Given the political volatility within several Arab states and the absence, from the Israeli perspective, of any legitimate succession process, the Israelis argue that Israel stands to take a considerable risk in making peace with current Arab leaders should an Islamic radical group assume power in the future. The rise of Hamas in the Palestinian territories and its takeover of Gaza offer a vivid example of what can transpire; thus, a possible ascendancy of the Muslim Brotherhood in Egypt and elsewhere may not be ruled out. Because of these pressing concerns, Israel will insist on absolutely normalized relations that should translate to open trade, cultural exchanges, tourism, investments, development projects, and all the other trimmings that come with allies living in peace.
These confidence-building measures will take time to create, but the process of real change will have to begin once the negotiations get under way in earnest. To promote such a positive situation, the Arab states need to demonstrate that they have the capacity and the political will to rein in extremist groups, like Hamas and Hezbollah, should they refuse to heed the Arab collective will. Thus far, several Arab states have not only refused to impede the activities of such groups; they have actually supported their violent resistance to Israel. More recently though, many of the Arab states, especially Egypt, have shown strong moderate leadership in the wake of the Gaza incursion. Hamas too has shown that it can forsake violence to join the political process, though it is still to be seen if it can control its militants in a long-term ceasefire. Strong political leadership at the government level will be absolutely integral to any peace deal, as Israel will not forgo land in any deal unless it has a partner capable of enforcing peace.
While current Palestinian factionalism and violent internal rivalries often prevent Israel from accelerating the peace negotiations with the Palestinians, its leadership must find the resolve to develop a coherent strategy to deal with the Palestinian conflict. To be sure, Israel should not wait for the Palestinians to settle their internal conflicts. It is in Israel's long-term interest to encourage Palestinian moderates by taking some unilateral actions on the ground to ease the lives of ordinary Palestinians. Measures that Israel can enact without major risk to its national security concerns may include the release of more prisoners, as well as allowing for the freer movement of people and goods. In addition, Israel should reward non-violent communities in the West Bank with economic incentives and channel tens of millions of Palestinian tax dollars to moderate Palestinians. Time has come for Israel to swallow the bitter pill and put an end to settlement expansion, remove new outposts and even dismantle two or three existing settlements that it will have to dismantle in any case to send a clear signal of its intension to end the occupation.
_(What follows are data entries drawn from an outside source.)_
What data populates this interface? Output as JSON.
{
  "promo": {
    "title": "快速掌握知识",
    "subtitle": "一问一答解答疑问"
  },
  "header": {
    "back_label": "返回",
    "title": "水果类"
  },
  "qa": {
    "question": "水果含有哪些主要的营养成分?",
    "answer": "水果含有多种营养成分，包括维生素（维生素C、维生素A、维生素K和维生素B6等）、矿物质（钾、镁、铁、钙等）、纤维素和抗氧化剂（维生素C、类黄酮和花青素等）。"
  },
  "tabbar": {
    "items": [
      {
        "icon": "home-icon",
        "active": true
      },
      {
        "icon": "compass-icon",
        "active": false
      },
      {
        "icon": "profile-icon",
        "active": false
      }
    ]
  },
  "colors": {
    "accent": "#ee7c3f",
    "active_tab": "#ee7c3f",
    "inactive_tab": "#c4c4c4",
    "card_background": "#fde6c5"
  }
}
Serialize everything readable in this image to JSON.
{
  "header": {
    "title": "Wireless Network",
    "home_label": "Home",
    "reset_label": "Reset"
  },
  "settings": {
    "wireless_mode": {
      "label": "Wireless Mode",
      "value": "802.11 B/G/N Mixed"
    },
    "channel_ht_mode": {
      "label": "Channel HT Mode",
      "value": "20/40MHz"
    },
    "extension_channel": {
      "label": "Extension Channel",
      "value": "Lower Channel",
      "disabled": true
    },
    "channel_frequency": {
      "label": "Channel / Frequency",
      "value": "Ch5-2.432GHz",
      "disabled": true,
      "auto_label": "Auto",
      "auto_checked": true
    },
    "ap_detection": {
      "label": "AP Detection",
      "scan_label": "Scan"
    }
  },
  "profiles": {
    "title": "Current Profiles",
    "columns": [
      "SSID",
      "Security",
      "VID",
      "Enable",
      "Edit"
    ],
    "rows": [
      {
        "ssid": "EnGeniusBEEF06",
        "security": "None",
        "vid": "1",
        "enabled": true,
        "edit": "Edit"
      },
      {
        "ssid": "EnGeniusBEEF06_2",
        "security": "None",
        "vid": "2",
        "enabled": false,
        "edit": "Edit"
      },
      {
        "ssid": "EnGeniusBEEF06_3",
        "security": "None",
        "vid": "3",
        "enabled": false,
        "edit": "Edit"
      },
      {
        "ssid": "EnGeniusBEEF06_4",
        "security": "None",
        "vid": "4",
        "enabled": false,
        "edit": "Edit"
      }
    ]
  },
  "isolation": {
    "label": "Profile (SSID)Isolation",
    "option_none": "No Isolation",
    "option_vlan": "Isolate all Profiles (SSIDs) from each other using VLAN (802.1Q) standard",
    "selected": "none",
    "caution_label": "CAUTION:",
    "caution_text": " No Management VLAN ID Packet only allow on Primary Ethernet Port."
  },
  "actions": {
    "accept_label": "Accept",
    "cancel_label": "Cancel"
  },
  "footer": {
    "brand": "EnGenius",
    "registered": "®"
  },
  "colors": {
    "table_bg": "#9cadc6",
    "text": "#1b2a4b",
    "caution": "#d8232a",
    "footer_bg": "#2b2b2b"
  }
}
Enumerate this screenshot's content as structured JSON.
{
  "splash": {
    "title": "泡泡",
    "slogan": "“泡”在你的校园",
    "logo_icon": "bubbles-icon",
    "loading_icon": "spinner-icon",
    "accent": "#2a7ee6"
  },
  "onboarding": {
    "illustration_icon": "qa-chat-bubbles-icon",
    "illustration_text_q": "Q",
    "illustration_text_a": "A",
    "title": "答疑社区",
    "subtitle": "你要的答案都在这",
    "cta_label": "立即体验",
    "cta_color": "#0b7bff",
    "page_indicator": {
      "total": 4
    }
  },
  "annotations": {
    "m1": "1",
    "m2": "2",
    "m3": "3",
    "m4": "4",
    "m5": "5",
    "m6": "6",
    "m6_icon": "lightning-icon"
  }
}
It must stop settlement activity at the minimum during negotiations, and must commit its government to more transparency as to not give off the impression of saying one thing while doing another.
Continuing settlement expansion as a rebuttal for the Palestinians call for the right of return is a defeating cycle and must be broken for negotiations to succeed. Israel should allow Palestinian cultural and educational institutions to reopen in east Jerusalem as well. Most importantly, Israel must abandon its tit-for-tat policy and deal with the Palestinians more in terms of a long-term strategy leading to a negotiated settlement, rather than on a tactical, ad-hoc basis.
A stronger demonstration must also come from the Israeli government to make institution building and economic viability a possibility for the Palestinians in the West Bank. This means reducing the checkpoints so that cargo can be transported more fluidly as well as allowing Palestinians better access to water supplies. Many farmers cannot live on their own land and the process of getting supplies and harvests in and out of checkpoints makes economic sustainability extremely difficult. Israel must make it easier for aid and construction supplies to get into Gaza, while also ensuring that weapons cannot. While Israelis understandably must always keep security in mind, they have to realize that a Palestinian population with institutions, jobs, and an economy will in the long run help to dissolve the vast lifestyle disparity between the two peoples. Building new settlements in the midst of an impoverished Palestinian people and land will only continue to rouse angst.
The Palestinians must too demonstrate that they are committed to a political solution and abandon in word and deed all forms of violence to achieve their political objective. In addition, the Palestinians must bring to an end any form of incitement against Israel and promote publicly the importance of peaceful and neighborly relations. More importantly, the Palestinians must begin to revise text books (especially history and geography), to reflect the existence of the state of Israel and imbue school children with a bright prospect for the future instead of martyrdom. These measures are as important for the Palestinians as for Israel because they foster greater confidence among the Israeli public allowing its government to make meaningful concessions. It will also go a long way towards undermining Hamas and greatly strengthening the Palestinian moderate camp to present a real alternative.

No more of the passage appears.